Infinitely Losing My Edge
Yeah, I'm losing my edge.
I'm losing my edge.
The kids are coming up from behind.
I'm losing my edge.
I'm losing my edge to the kids from Honduras and from Winnipeg.
But I was there.
I was there in 1975.
I was there at the first Throbbing Gristle show in London.
I'm losing my edge.
I'm losing my edge to the kids whose footsteps I hear when they get on the decks.
I'm losing my edge to the internet seekers who can tell me every member of every good group from 1969 to 1970.
I'm losing my edge.
To all the kids in Copenhagen and Lille.
I'm losing my edge to the art-school Lagos kids in little jackets and borrowed nostalgia for the unremembered nineties.
I'm losing my edge.
I'm losing my edge.
I can hear the footsteps every night on the decks.
But I was there.
I was there in 1977 at the first Mistral practice in a loft in Amsterdam.
I was working on the rhodes sounds with much patience.
I was there when Michael McDonald started up his first band.

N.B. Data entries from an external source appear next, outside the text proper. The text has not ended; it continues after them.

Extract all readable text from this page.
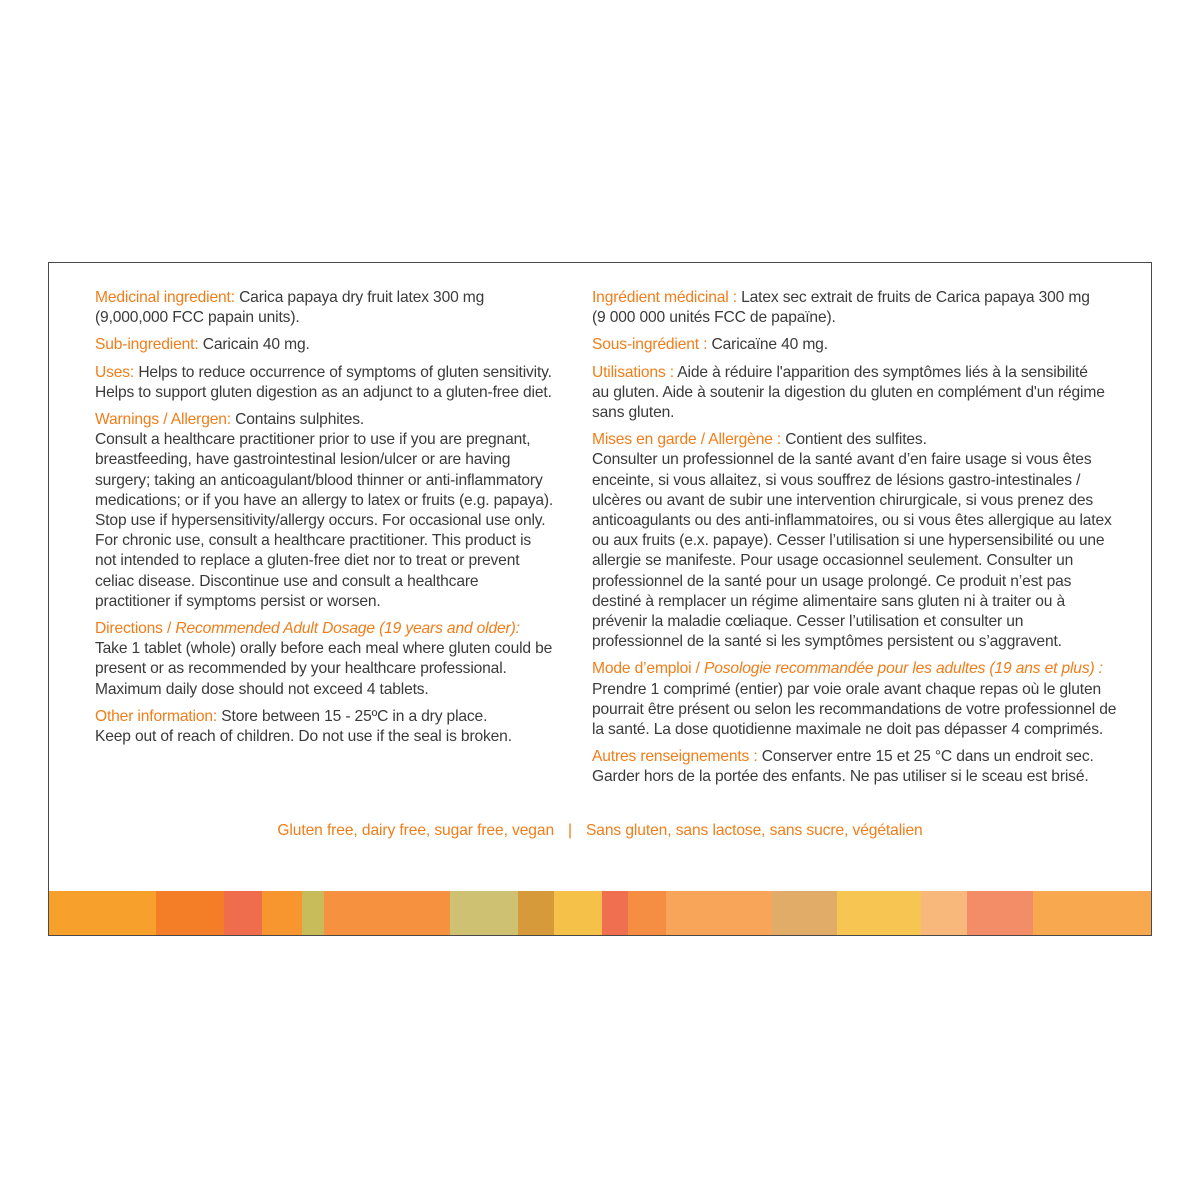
Medicinal ingredient: Carica papaya dry fruit latex 300 mg

(9,000,000 FCC papain units).

Sub-ingredient: Caricain 40 mg.

Uses: Helps to reduce occurrence of symptoms of gluten sensitivity.

Helps to support gluten digestion as an adjunct to a gluten-free diet.

Warnings / Allergen: Contains sulphites.

Consult a healthcare practitioner prior to use if you are pregnant,

breastfeeding, have gastrointestinal lesion/ulcer or are having

surgery; taking an anticoagulant/blood thinner or anti-inflammatory

medications; or if you have an allergy to latex or fruits (e.g. papaya).

Stop use if hypersensitivity/allergy occurs. For occasional use only.

For chronic use, consult a healthcare practitioner. This product is

not intended to replace a gluten-free diet nor to treat or prevent

celiac disease. Discontinue use and consult a healthcare

practitioner if symptoms persist or worsen.

Directions / Recommended Adult Dosage (19 years and older):

Take 1 tablet (whole) orally before each meal where gluten could be

present or as recommended by your healthcare professional.

Maximum daily dose should not exceed 4 tablets.

Other information: Store between 15 - 25ºC in a dry place.

Keep out of reach of children. Do not use if the seal is broken.

Ingrédient médicinal : Latex sec extrait de fruits de Carica papaya 300 mg

(9 000 000 unités FCC de papaïne).

Sous-ingrédient : Caricaïne 40 mg.

Utilisations : Aide à réduire l'apparition des symptômes liés à la sensibilité

au gluten. Aide à soutenir la digestion du gluten en complément d'un régime

sans gluten.

Mises en garde / Allergène : Contient des sulfites.

Consulter un professionnel de la santé avant d’en faire usage si vous êtes

enceinte, si vous allaitez, si vous souffrez de lésions gastro-intestinales /

ulcères ou avant de subir une intervention chirurgicale, si vous prenez des

anticoagulants ou des anti-inflammatoires, ou si vous êtes allergique au latex

ou aux fruits (e.x. papaye). Cesser l’utilisation si une hypersensibilité ou une

allergie se manifeste. Pour usage occasionnel seulement. Consulter un

professionnel de la santé pour un usage prolongé. Ce produit n’est pas

destiné à remplacer un régime alimentaire sans gluten ni à traiter ou à

prévenir la maladie cœliaque. Cesser l’utilisation et consulter un

professionnel de la santé si les symptômes persistent ou s’aggravent.

Mode d’emploi / Posologie recommandée pour les adultes (19 ans et plus) :

Prendre 1 comprimé (entier) par voie orale avant chaque repas où le gluten

pourrait être présent ou selon les recommandations de votre professionnel de

la santé. La dose quotidienne maximale ne doit pas dépasser 4 comprimés.

Autres renseignements : Conserver entre 15 et 25 °C dans un endroit sec.

Garder hors de la portée des enfants. Ne pas utiliser si le sceau est brisé.

Gluten free, dairy free, sugar free, vegan | Sans gluten, sans lactose, sans sucre, végétalien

I told him, "Don't do it that way. You'll never make a dime."
I was there.
I was the first guy playing Drexciya to the rap kids.
I played it at the Crocodile.
Everybody thought I was crazy.
We all know.
I was there.
I was there.
I've never been wrong.
But I'm losing my edge to better-looking people with better ideas and more talent.
And they're actually really, really nice.
I'm losing my edge.
I heard you have a compilation of every good song ever done by anybody.
Every great song by Eddi Front. All the underground hits.
All Scan 7 tracks. I heard you have a vinyl of every Absolute Body Control record on German import.
I heard that you have a white label of every seminal disco hit - 1985, '86, '87.
I heard that you have a CD compilation of every good '60s cut and another box set from the '80s.
I hear you're buying a synthesizer and a güiro and are throwing your macbook out the window because you want to make something real. You want to make a Lalo Schifrin record.
I hear that you and your band have sold your arpeggiator and bought a marimba.
I hear that you and your band have sold your marimba and bought an arpeggiator.
I hear everybody that you know is more relevant than everybody that I know.
But have you seen my records?
The Raincoats,
Pulsallama,
Dr. Dre and Snoop Doggy Dog,
The Offenders,
Dave Gahan,
Thee Headcoats,
Danielle Patucci,
The Toasters,
Robert Wyatt,
The Remains,
Amon Düül,
Nick Cave & The Bad Seeds,
Flamin' Groovies,
Susan Cadogan,
Josef K,
The Alarm Clocks,
Aloha Tigers,
Lightning Bolt,
Kas Product,
Severed Heads,
Wally Richardson,
Sparks,
Marc Romboy vs. Booka Shade,
Babytalk,
Ultimate Spinach,
Mark Hollis,
The Standells,
The Gun Club,
Kayak,
Peter & Gordon,
The Kinks,
Bobbi Humphrey,
Lakeside,
Shoche,
Be Bop Deluxe,
Suburban Knight,
Average White Band,
Gabor Szabo,
The Index,
Frankie Knuckles,
EPMD,
Technova,
The Durutti Column,
Scientists,
Basic Channel,
Monks,
Pierre Henry,
The Birthday Party,
The Jesus and Mary Chain,
Matthew Bourne,
Joyce Sims,
The J.B.'s,
Harry Pussy,
DJ Style,
Rahsaan Roland Kirk,
James White and The Blacks,
The Doors,
Lou Reed & John Cale,
Fort Wilson Riot,
Sound Behaviour,
Judy Mowatt,
Soul II Soul,
Au Pairs, Au Pairs, Au Pairs, Au Pairs.
You don't know what you really want.
You don't know what you really want.
You don't know what you really want.
You don't know what you really want.
You don't know what you really want.
You don't know what you really want.
You don't know what you really want.
You don't know what you really want.
You don't know what you really want.
You don't know what you really want.
You don't know what you really want.
You don't know what you really want.
You don't know what you really want.
You don't know what you really want.
You don't know what you really want.